Ihr mögt euch die Betrachtungen denken, die ich in einem
so traurigen Zustande anstellte. Ich meinte vor Schmerz zu vergehen, ich stieß
ein schreckliches Geschrei aus, ich schlug mir vor die Brust und den Kopf und
warf mich auf die Erde, wo ich lange Zeit in einer tödlichen Verwirrung
trauriger Gedanken liegen blieb. Hundertmal warf ich mir vor, mich nicht mit
meiner ersten Reise begnügt zu haben, die mir doch auf immer die Reiselust
benommen haben sollte. Aber all‘ mein Bedauern war unnütz und alle meine Reue
unzeitig.

Endlich ergab ich mich in den Willen Gottes, und ohne zu
wissen, was aus mir werden würde, stieg ich auf einen hohen Baum, von welchem
ich mich nach allen Seiten umsah, ob nichts zu entdecken wäre, was mir einige
Hoffnung geben könnte. Indem ich die Augen auf das Meer warf, sah ich nur
Wasser und Himmel. Da ich aber auf der Landseite etwas Weißes erblickte, stieg
ich vom Baum herab und ging mit dem, was ich an Lebensmitteln übrig hatte, auf
jenen Gegenstand zu, der so entfernt war, dass ich ihn nicht erkennen konnte.

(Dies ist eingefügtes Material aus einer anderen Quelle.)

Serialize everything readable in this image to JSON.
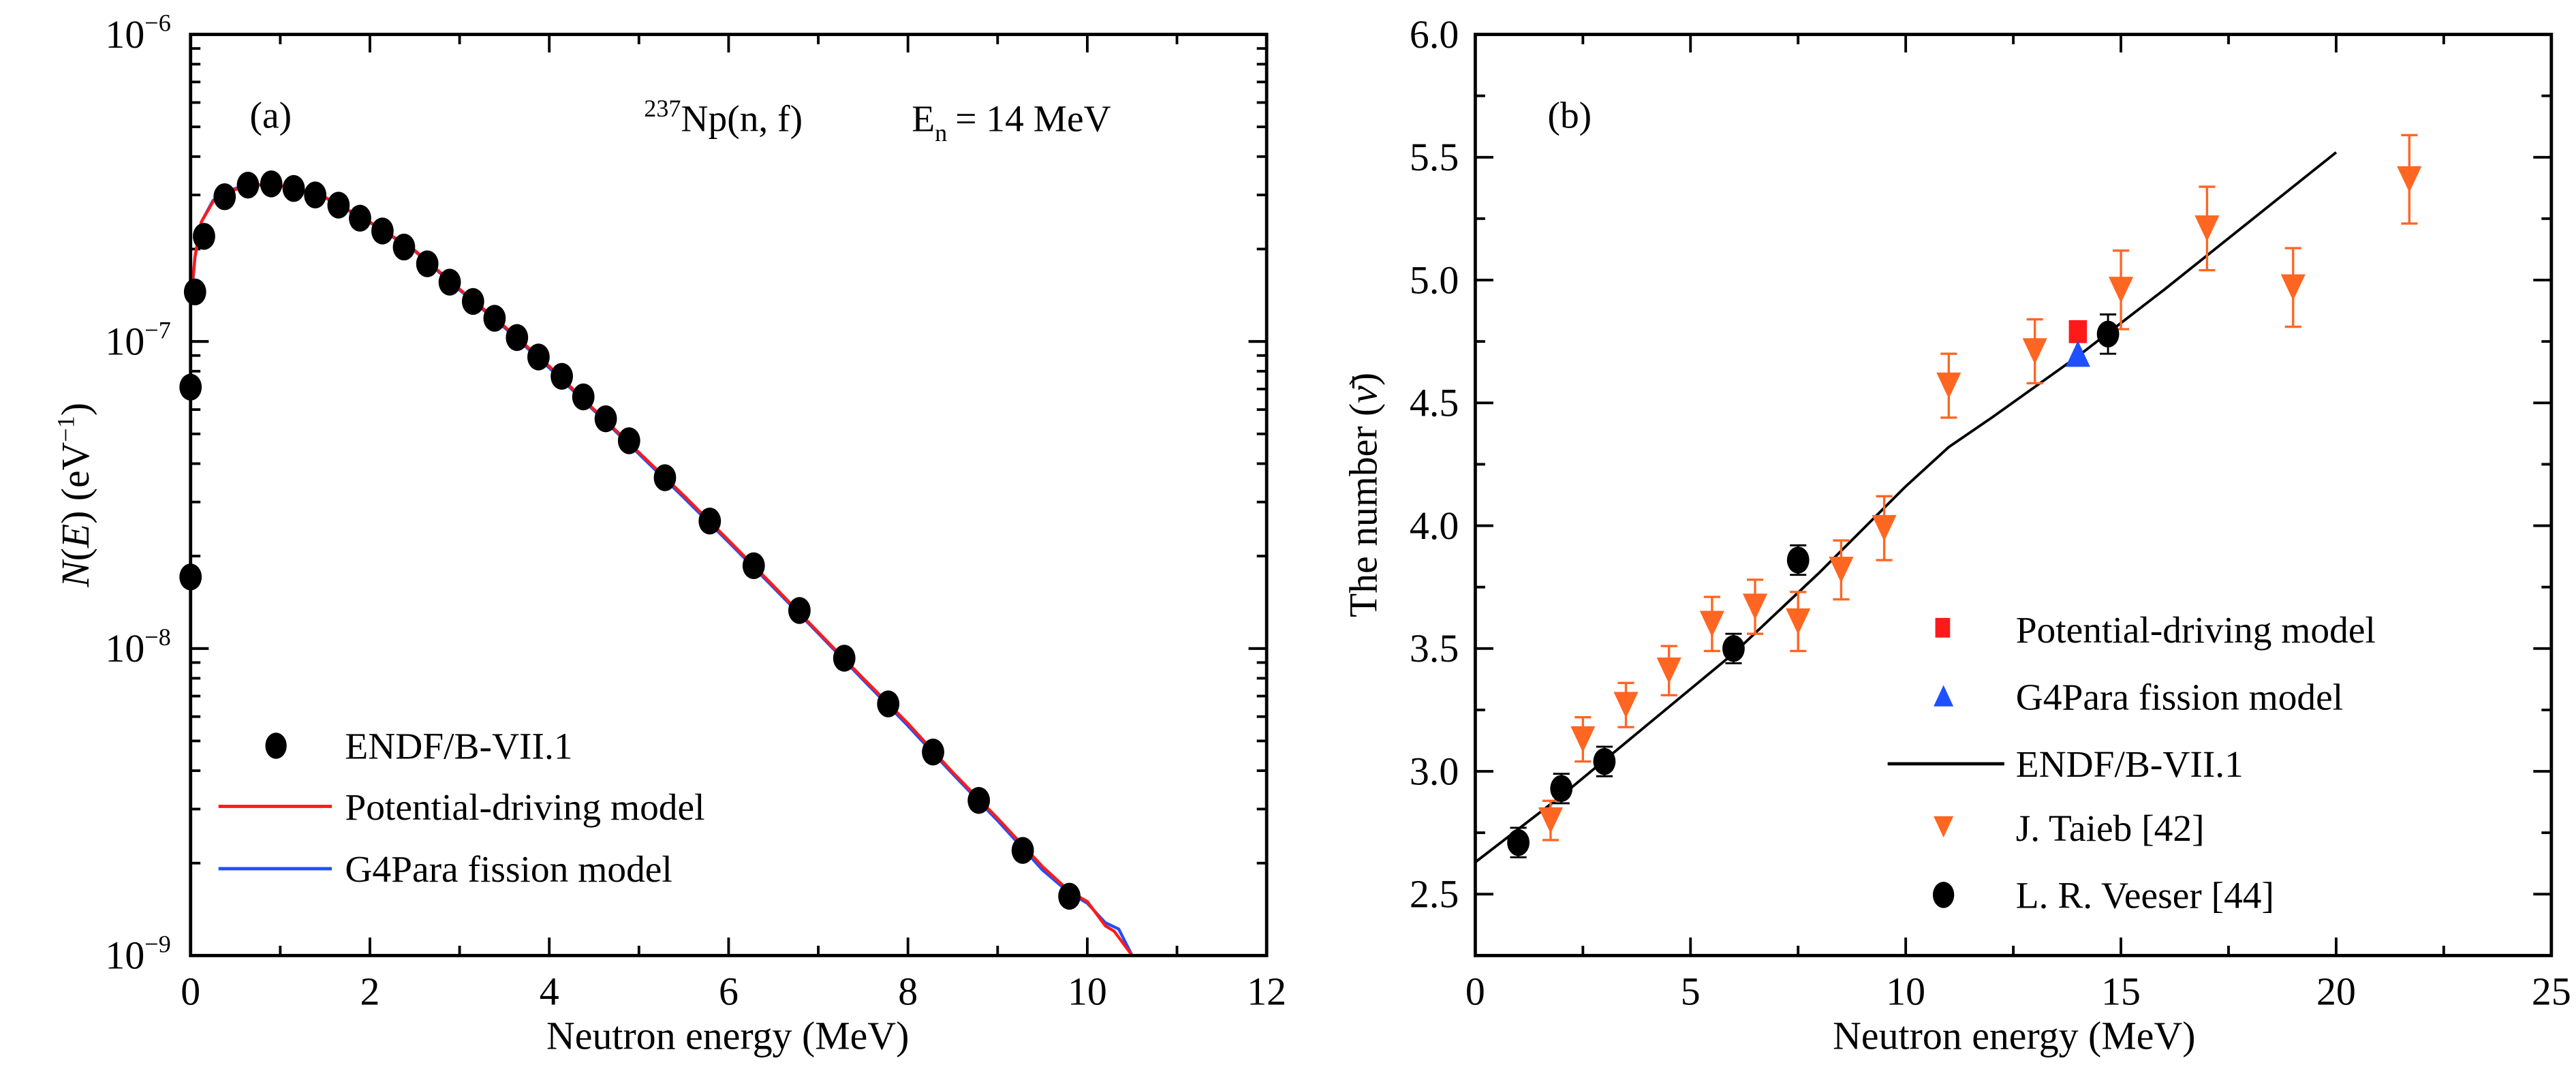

Als ich nun in die gehörige Nähe kam, bemerkte ich, dass
es eine weiße Kugel von wundersamem Umfang war. So wie ich ihr ganz nahe kam,
berührte ich sie und fand sie sehr sanft. Ich ging rund um sie herum, um zu
sehen, ob sie keine öffnung habe. Ich konnte keine entdecken und sie war so
glatt, dass es mir unmöglich schien, hinauf zu steigen. Sie konnte wohl 50
Schritte im Umfang haben.

Die Sonne war eben im Begriff, unterzugehen, da
verfinsterte sich plötzlich der Himmel, als wenn er von einer dicken Wolke
bedeckt würde. Wenn ich aber über diese Dunkelheit erstaunte, so erstaunte ich
noch mehr, als ich sah, dass das, was sie verursachte, ein Vogel von
außerordentlicher Größe war, der nach meiner Seite flog. Ich erinnerte mich
eines Vogels, Roch genannt, von welchem ich die Matrosen oft hatte reden hören,
und ich dachte mir, dass die große Kugel, die ich so bewundert hatte, ein Ei
dieses Vogels sein müsste. In der Tat ließ er sich nieder und setzte sich
darauf, um es auszubrüten. Als ich ihn kommen sah, drückte ich mich ganz nahe
an das Ei, so dass ich einen der Füße des Vogels vor mir hatte, der so groß
wie ein dicker Baumstamm war. Ich band mich daran fest mit der Leinwand, mit
welcher mein Turban umwickelt war, in der Hoffnung, das der Roch, wenn er den
folgenden Tag davon flöge, mich aus dieser wüsten Insel fort trüge. In der Tat
flog, nachdem ich die Nacht in diesem Zustand zugebracht hatte, mit Tagesanbruch
der Vogel davon, entführte mich so hoch, dass ich die Erde nicht mehr sah, und
stürzte sich hierauf plötzlich mit solcher Schnelle herab, das ich die
Besinnung verlor. Als der Roch sich niedergelassen hatte und ich mich auf der
Erde sah, knüpfte ich schnell den Knoten auf, der mich an seinen Fuß
befestigte. Kaum hatte ich mich losgemacht, so hieb er mit dem Schnabel nach
einer Schlange von unerhörter Länge. Er packte sie und flog sogleich davon.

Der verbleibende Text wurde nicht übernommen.